‘Turtles Forever’ is Laird’s love letter to longtime fans

Turtles Forever

This month marks the 20th anniversary of the first “Teenage Mutant Ninja Turtles” movie, which isn’t the truest and best incarnation of the Turtles (that would be the early issues of the comics, which began in 1984), but it is the truest and best adaptation of the original vision.

I’ll post more about the ’90 movie later this month, but first I want to highlight “Turtles Forever,” the November 2009 animated TV movie that may have flown under the radar of old-school Turtles fans. (I, for one, watched it for the first time last night after stumbling across it on YouTube.)

Laird’s last big project

“Turtles Forever” is essentially a love letter from Peter Laird (who co-created TMNT with Kevin Eastman, but who has been running the franchise solo for the last decade) to Turtles fans. Laird recently sold all the TMNT rights to Nickelodeon, so this was the last project where he was calling the shots.


Movie Review

“Turtles Forever” (2009)

Directors: Roy Burdine, Lloyd Goldfine

Writers: Robert David, Matthew Drdek, Lloyd Goldfine

Stars: Michael Sinterniklaas, Wayne Grayson, Sam Riegel


It mixes the 2003-09 Turtles cartoon universe with the 1987-96 cartoon universe when Shredder (the ’03 Shredder, specifically) discovers a mutliverse portal and realizes he must wipe out the Turtles in all of the countless ‘verses, starting with Turtles Prime — the gritty, not-as-kid-friendly original incarnation from the ’84 Mirage comics by Eastman and Laird.

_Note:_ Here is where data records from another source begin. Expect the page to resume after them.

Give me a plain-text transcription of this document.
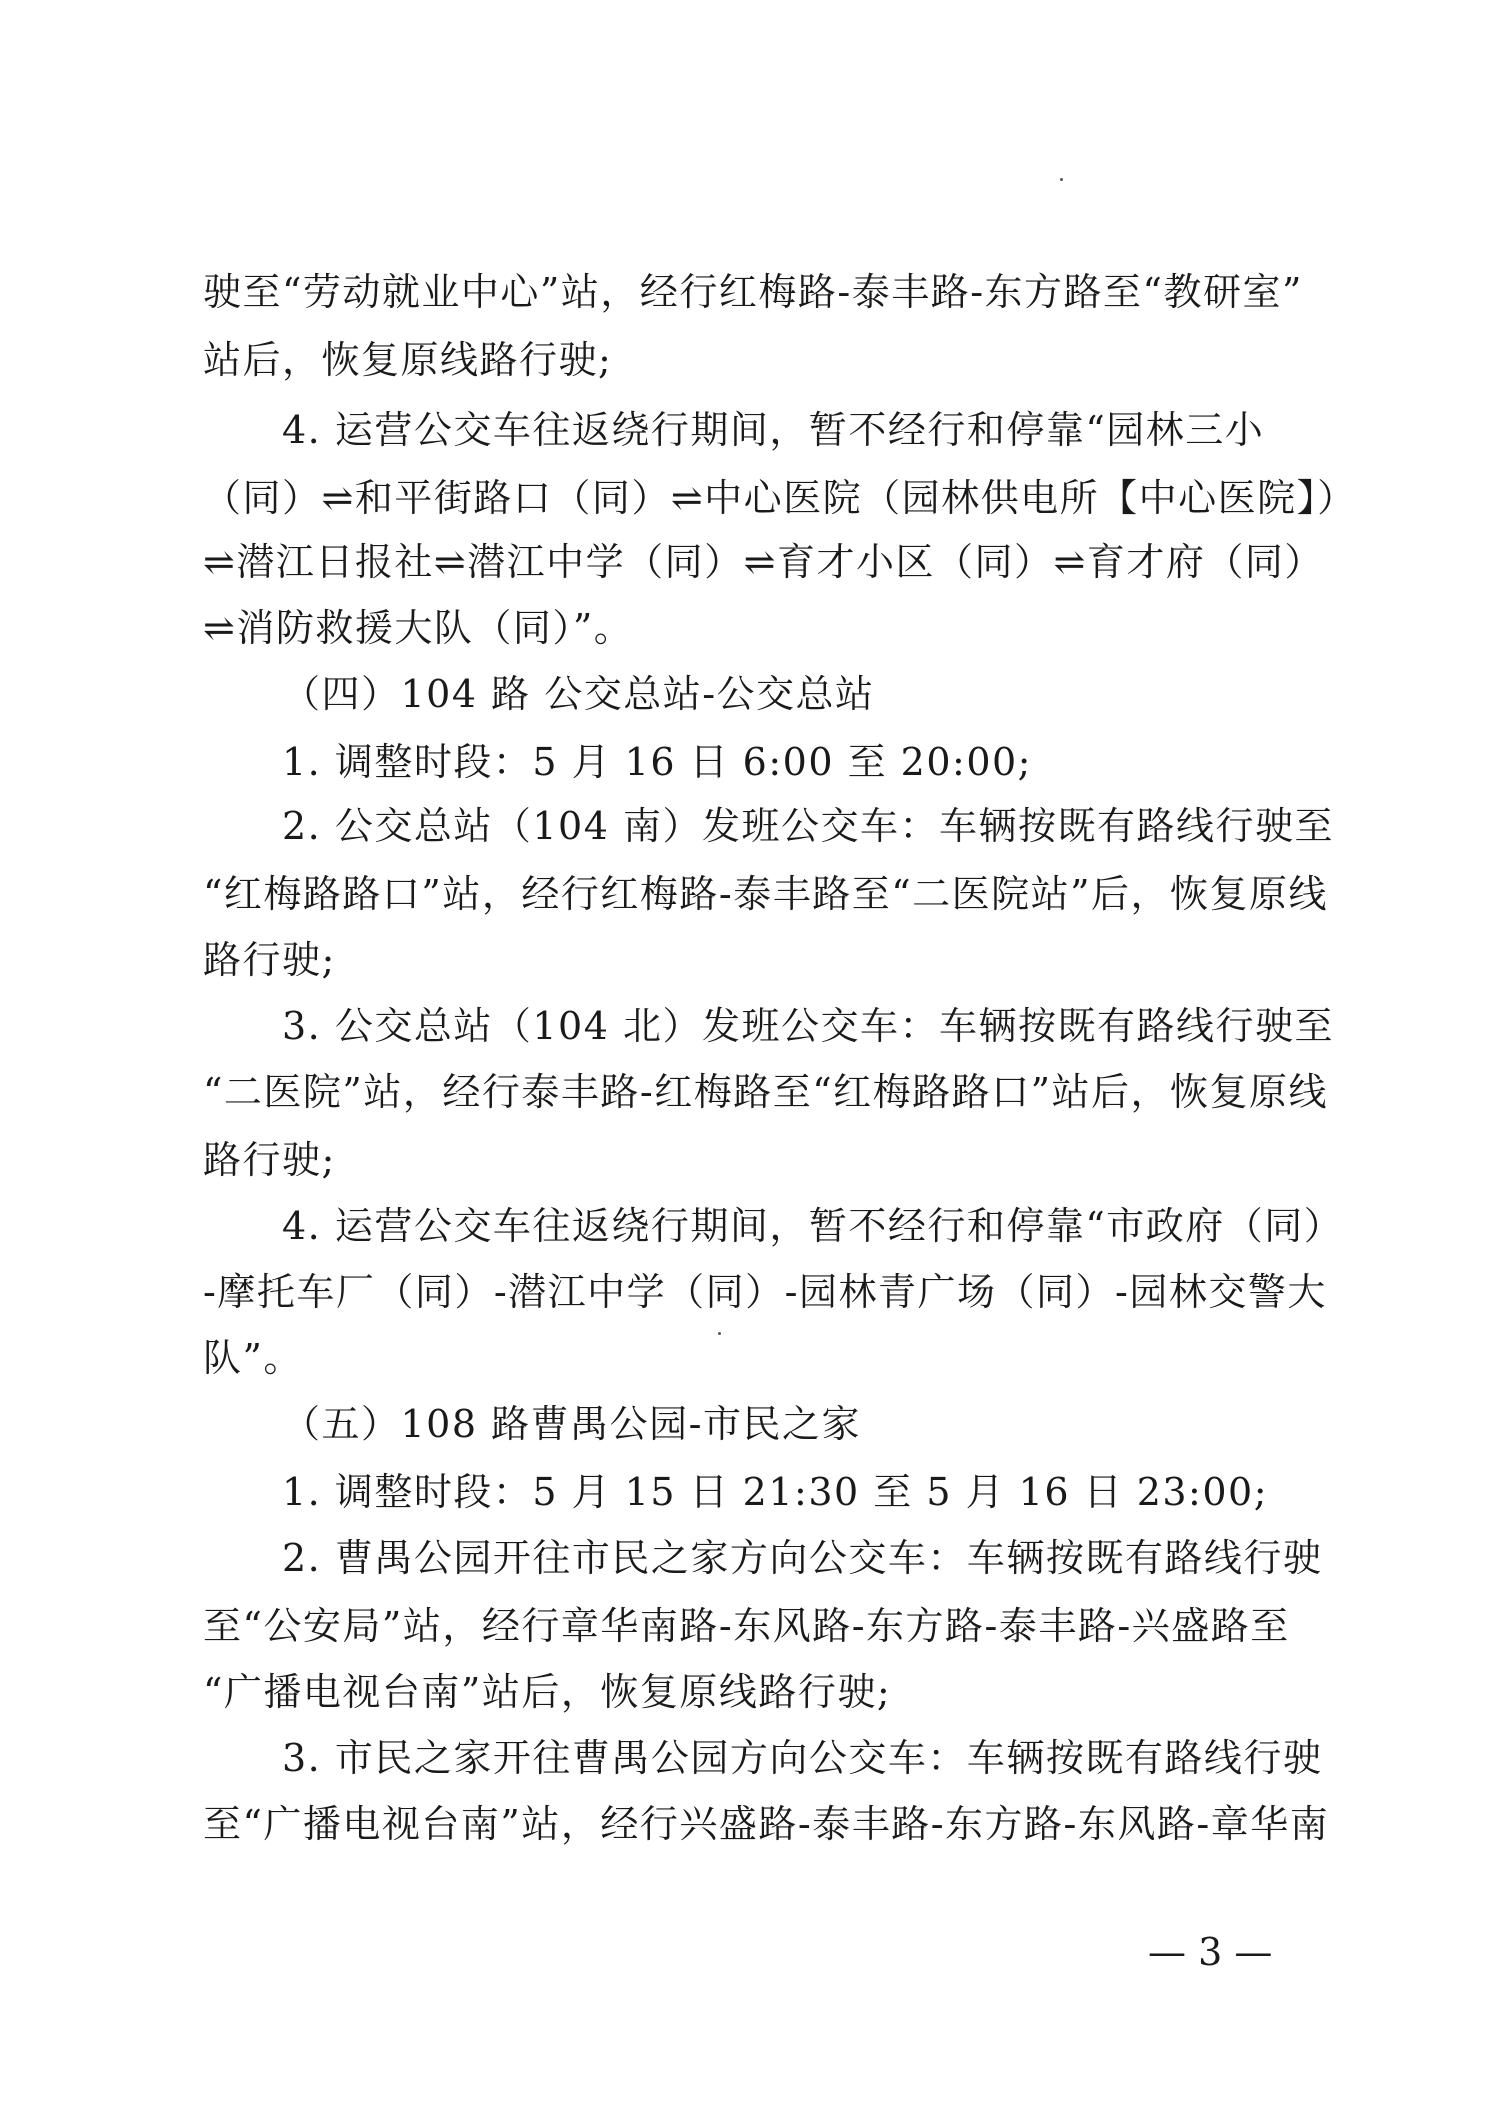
驶至“劳动就业中心”站，经行红梅路-泰丰路-东方路至“教研室”
站后，恢复原线路行驶;
4. 运营公交车往返绕行期间，暂不经行和停靠“园林三小
（同）⇌和平街路口（同）⇌中心医院（园林供电所【中心医院】）
⇌潜江日报社⇌潜江中学（同）⇌育才小区（同）⇌育才府（同）
⇌消防救援大队（同）”。
（四）104 路 公交总站-公交总站
1. 调整时段：5 月 16 日 6:00 至 20:00;
2. 公交总站（104 南）发班公交车：车辆按既有路线行驶至
“红梅路路口”站，经行红梅路-泰丰路至“二医院站”后，恢复原线
路行驶;
3. 公交总站（104 北）发班公交车：车辆按既有路线行驶至
“二医院”站，经行泰丰路-红梅路至“红梅路路口”站后，恢复原线
路行驶;
4. 运营公交车往返绕行期间，暂不经行和停靠“市政府（同）
-摩托车厂（同）-潜江中学（同）-园林青广场（同）-园林交警大
队”。
（五）108 路曹禺公园-市民之家
1. 调整时段：5 月 15 日 21:30 至 5 月 16 日 23:00;
2. 曹禺公园开往市民之家方向公交车：车辆按既有路线行驶
至“公安局”站，经行章华南路-东风路-东方路-泰丰路-兴盛路至
“广播电视台南”站后，恢复原线路行驶;
3. 市民之家开往曹禺公园方向公交车：车辆按既有路线行驶
至“广播电视台南”站，经行兴盛路-泰丰路-东方路-东风路-章华南
— 3 —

“Turtles Forever,” penned by writers from the ’03 series and — I’m assuming — overseen by Laird, parodies the ’87 cartoon and the ’84 comic and, in the process, highlights the flaws of the ’03 version. The ’03 cartoon attempted to get the Turtles closer to their gritty roots — it did this by dropping the goofball humor from the ’87 version and using characters and storylines from the Mirage world (and also by not drawing in the Turtles eyes, settling for hollow white slits instead).

But because it was still a kids show, it felt just humorless to me, not gritty, and I tuned out after a sampling a couple episodes.

Sense of humor

“Turtles Forever” exaggerates the ’87 cartoon in ways that — while not always entirely accurate — are very funny. Raphael makes a quip to the camera, and everyone stops fighting to ask whom the shell he’s talking to. The ’03 Turtles ask if the ’87 Turtles have any ideas, and they all raise their hands enthusiastically. “… other than going out for a slice?” the ’03 Don finishes his question with exasperation.

The ’03 Turtles ask the ’87 April why she’s wearing a yellow jumpsuit — does she work at a car wash? And it’s a lot of fun to see old-school antics from the ’87 Shredder, Krang, Bebop and Rocksteady.

The ’87 series wasn’t as cheesy as “Turtles Forever” makes it out to be. At one point the ’87 Turtles cower in fear from the ’84 Turtles, and one thing no incarnation of the Turtles would ever do is cower. At another point, April is attacked by mutant pizza slices and bananas — one of the strengths of the ’87 series was the awesomeness of the mutant villains, at least in the early seasons (granted, I never saw the last few years of its 10-season run, but I’m pretty sure it never went the mutant-fruit route).

Still, this movie works as a broad, loving parody, and I laughed many times.

Turtles Prime

Then the movie is capped off in grand style with a visit to Turtles Prime, which is beautifully rendered to look exactly like Issue No. 1 from ’84 in all its black-and-white glory. This is all in good fun, so the writers have ’84 Leo narrate the fight as he did in that first issue, and one of the newer Turtles asks “Why is he narrating?”

Parody aside, the Turtles Prime world is so well done that it’s a eureka moment for fans (and it should’ve been for Laird, too): This is the animated show that Laird should’ve made when he re-launched the franchise in ’03. Sure, it might’ve played better on Cartoon Network than on CW4Kids, but still, if you’re gonna go gritty, you can’t do it halfway. That’s why the ’03 series was ultimately just another kids’ series, and not an all-ages series like, say, “Star Wars: The Clone Wars.”

I get a sense that “Turtles Forever” gave Laird closure. Anyone who’s ever been a Turtles fan should watch it. And then just try to resist pulling out your old Mirage comics afterward.